Just because there will be more EU Commissioners, it does not mean that the expenditure incurred by them should increase pro rata. The amendment does not ask for any real-terms reduction in the total spent on EU Commissioners, but it suggests that the total amount spent at the moment should be redistributed among the 28 or 29 Commissioners.
Obviously this is a sensible amendment that is totally in line with the Prime Minister’s announcement earlier today, and I presume that the Government cannot possibly disagree with it. Does my hon. Friend think that he has stumbled across another area in which the Government might have to admit that they do not in fact have the power to do what my hon. Friend would like them to do?
I hope that that is not the case, although I do not know whether my hon. Friend has been tipped off about what the Minister will say in response to the debate. I cannot see the point of the Bill if we cannot pass an amendment that has been accepted as in order. The amendment would simply make it a condition of our acceptance of having an EU Commissioner for each member country that the total budget should not be increased if the number goes above 27, but should be shared among however many Commissioners there are. I would be amazed to be told that such a modest amendment was not within our power, especially when we know that it would be going in the direction of travel—to use that ghastly expression—of many other members of the European Union who are concerned that its administrative expenditure seems to absorb far too much money.
Given the Minister’s form tonight, does my hon. Friend not expect him to say that even if the amendment were accepted, the EU would just carry on anyway and recruit the number of staff and expend the resources it wanted to, because it does not take any notice of decisions in this Parliament?
That is a fair point, and it was reflected in what the Prime Minister said earlier. He said that the European Commission simply has not looked at what it can do to constrain its administrative expenditure. He has a lot of knowledge about that issue because he sees it face to face every time he goes to Brussels or any other European institution. He can see the amount of money wasted on bureaucracy in Brussels. There is obviously scope for a modest reduction, and that is why I had hoped that I would have already received notice that the Government intended to accept my amendment.

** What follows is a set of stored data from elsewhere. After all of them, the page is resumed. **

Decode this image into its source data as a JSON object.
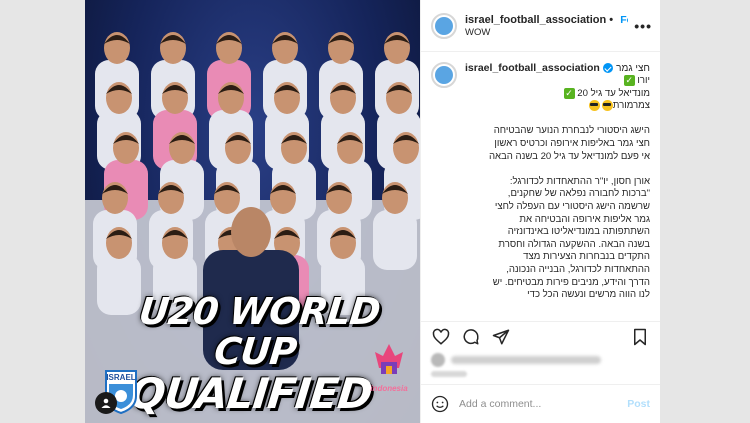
{
  "post": {
    "username": "israel_football_association",
    "follow_label": "Follow",
    "location": "WOW",
    "more_label": "•••"
  },
  "media": {
    "headline_line1": "U20 WORLD CUP",
    "headline_line2": "QUALIFIED",
    "logo_left_text": "ISRAEL",
    "logo_right_text": "indonesia"
  },
  "caption": {
    "username": "israel_football_association",
    "header_rtl": "חצי גמר",
    "lines": [
      "יורו",
      "מונדיאל עד גיל 20",
      "צמרמורת",
      "",
      "הישג היסטורי לנבחרת הנוער שהבטיחה",
      "חצי גמר באליפות אירופה וכרטיס ראשון",
      "אי פעם למונדיאל עד גיל 20 בשנה הבאה",
      "",
      "אורן חסון, יו\"ר ההתאחדות לכדורגל:",
      "\"ברכות לחבורה נפלאה של שחקנים,",
      "שרשמה הישג היסטורי עם העפלה לחצי",
      "גמר אליפות אירופה והבטיחה את",
      "השתתפותה במונדיאליטו באינדונזיה",
      "בשנה הבאה. ההשקעה הגדולה וחסרת",
      "התקדים בנבחרות הצעירות מצד",
      "ההתאחדות לכדורגל, הבנייה הנכונה,",
      "הדרך והידע, מניבים פירות מבטיחים. יש",
      "לנו הווה מרשים ונעשה הכל כדי"
    ]
  },
  "actions": {
    "like_icon": "heart-icon",
    "comment_icon": "comment-icon",
    "share_icon": "share-icon",
    "save_icon": "bookmark-icon"
  },
  "comment_box": {
    "placeholder": "Add a comment...",
    "post_label": "Post"
  },
  "colors": {
    "link_blue": "#0095f6",
    "disabled_blue": "#b2dffc",
    "text": "#262626",
    "secondary_text": "#8e8e8e"
  }
}
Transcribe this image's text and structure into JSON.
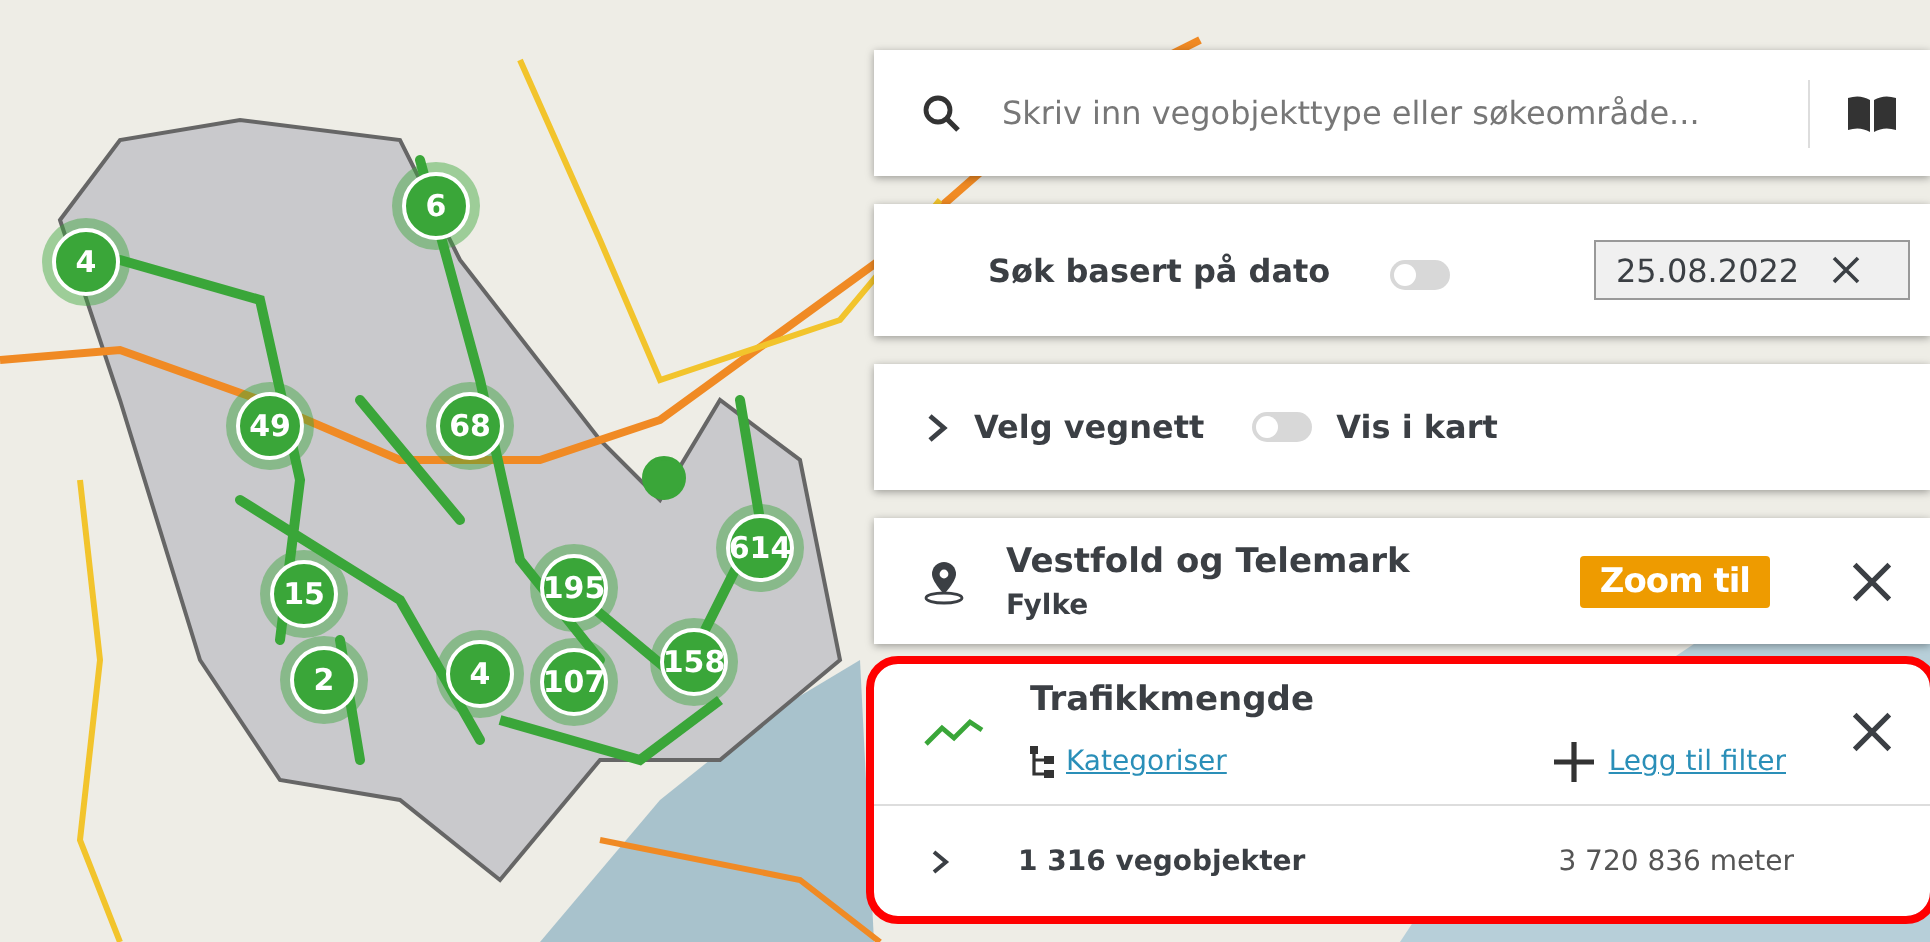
{
  "map": {
    "markers": [
      {
        "kind": "cluster",
        "label": "4"
      },
      {
        "kind": "cluster",
        "label": "6"
      },
      {
        "kind": "cluster",
        "label": "49"
      },
      {
        "kind": "cluster",
        "label": "68"
      },
      {
        "kind": "cluster",
        "label": "15"
      },
      {
        "kind": "cluster",
        "label": "2"
      },
      {
        "kind": "cluster",
        "label": "4"
      },
      {
        "kind": "cluster",
        "label": "195"
      },
      {
        "kind": "cluster",
        "label": "107"
      },
      {
        "kind": "cluster",
        "label": "158"
      },
      {
        "kind": "cluster",
        "label": "614"
      },
      {
        "kind": "point"
      }
    ]
  },
  "search": {
    "placeholder": "Skriv inn vegobjekttype eller søkeområde..."
  },
  "date_filter": {
    "label": "Søk basert på dato",
    "on": false,
    "value": "25.08.2022"
  },
  "road_network": {
    "label": "Velg vegnett",
    "expanded": false,
    "toggle": {
      "label": "Vis i kart",
      "on": false
    }
  },
  "area": {
    "title": "Vestfold og Telemark",
    "subtitle": "Fylke",
    "button": "Zoom til"
  },
  "object_type": {
    "title": "Trafikkmengde",
    "highlighted": true,
    "categorize": "Kategoriser",
    "add_filter": "Legg til filter",
    "count": "1 316 vegobjekter",
    "length": "3 720 836 meter",
    "expanded": false
  }
}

Given that the decision by the European Council to maintain one Commissioner per country was taken only because of the result of the Irish referendums, and the decision by the Irish people to say no to the Lisbon treaty, would it not strengthen our Government’s hand in their attempt to cut the administration costs of the European Union if the Committee approved the amendment?
Absolutely, and I would have thought that this amendment would be supported by Opposition Members too, as they have been in the forefront of calling for a reduction in expenditure by the European Union. Whether or not they believe that sincerely, they have been calling for that.
Is not the opposite point to the one made by my hon. Friend the Member for Bury North (Mr Nuttall) more pertinent? What message would it send to the European Union about the Government’s determination to clamp down on administrative costs in the EU if they resisted such a modest amendment as this?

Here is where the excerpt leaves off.